Abstract

1) Cases illustrating the various early clinical and roentgenologic manifestations of bronchogenic carcinoma have been presented. 2) The early manifestations of a bronchogenic carcinoma depend chiefly on its point of origin, so that an arbitrary classification based on location offers a logical basis for understanding the mechanism by which the early symptoms, signs and roentgen abnormalities are produced. 3) To avoid confusion with the other common lower respiratory diseases, thorough clinical study appears advisable in the following groups of cases: (a) Those in which chronic pulmonary symptoms (notably cough, blood-streaking or hemoptysis, wheezing) are not adequately explained, (b) Those in which symptoms or abnormal physical findings persist after what has appeared to be one of the common acute lower respiratory infections, (c) Those in which the roentgen examination shows evidence of impaired bronchial drainage (abnormal density of unilateral, lobar or segmental distribution, unless obviously tuberculous in origin with positive sputum) or impaired aeration (obstructive emphysema, atelectasis of a lung, a lobe or a bronchopulmonary segment).
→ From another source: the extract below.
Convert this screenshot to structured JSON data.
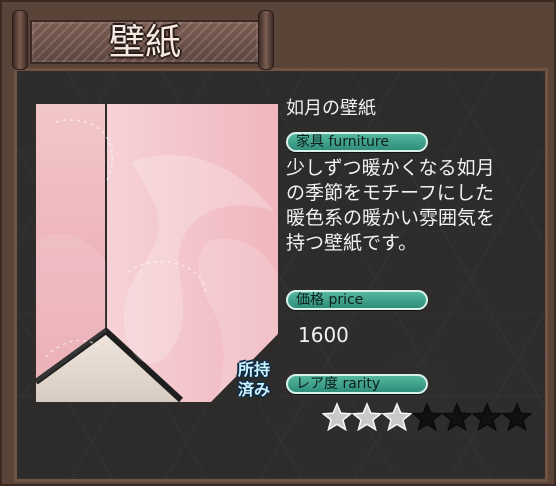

In cases where a tumor-like lesion is evident on the roentgenogram, the need for complete study is apparent. The finding of cavitation not clearly tuberculous in origin should of course call for further investigation. 4) Complete study should include, in addition to the roentgen examination, a bronchoscopy, with bacteriologic study of bronchial secretions; cytologic examination is indicated in those cases in which tissue for biopsy is not obtainable at bronchoscopy. In cases where the differential diagnosis includes tuberculosis, examination of sputa or gastric washings and skin-testing are in order. Additional procedures which may be indicated in a given case include bronchography, planigraphic study, bacteriologic and cytologic examination of pleural fluid, aspiration biopsy and occasionally thoracoscopy. 5) Exploratory operation is indicated in cases where there is convincing clinical evidence of bronchogenic carcinoma, even though a proven histologic diagnosis is not obtainable, provided there is no evidence of extrapulmonary invasion or metastasis, and provided the operative risk is not disproportionate.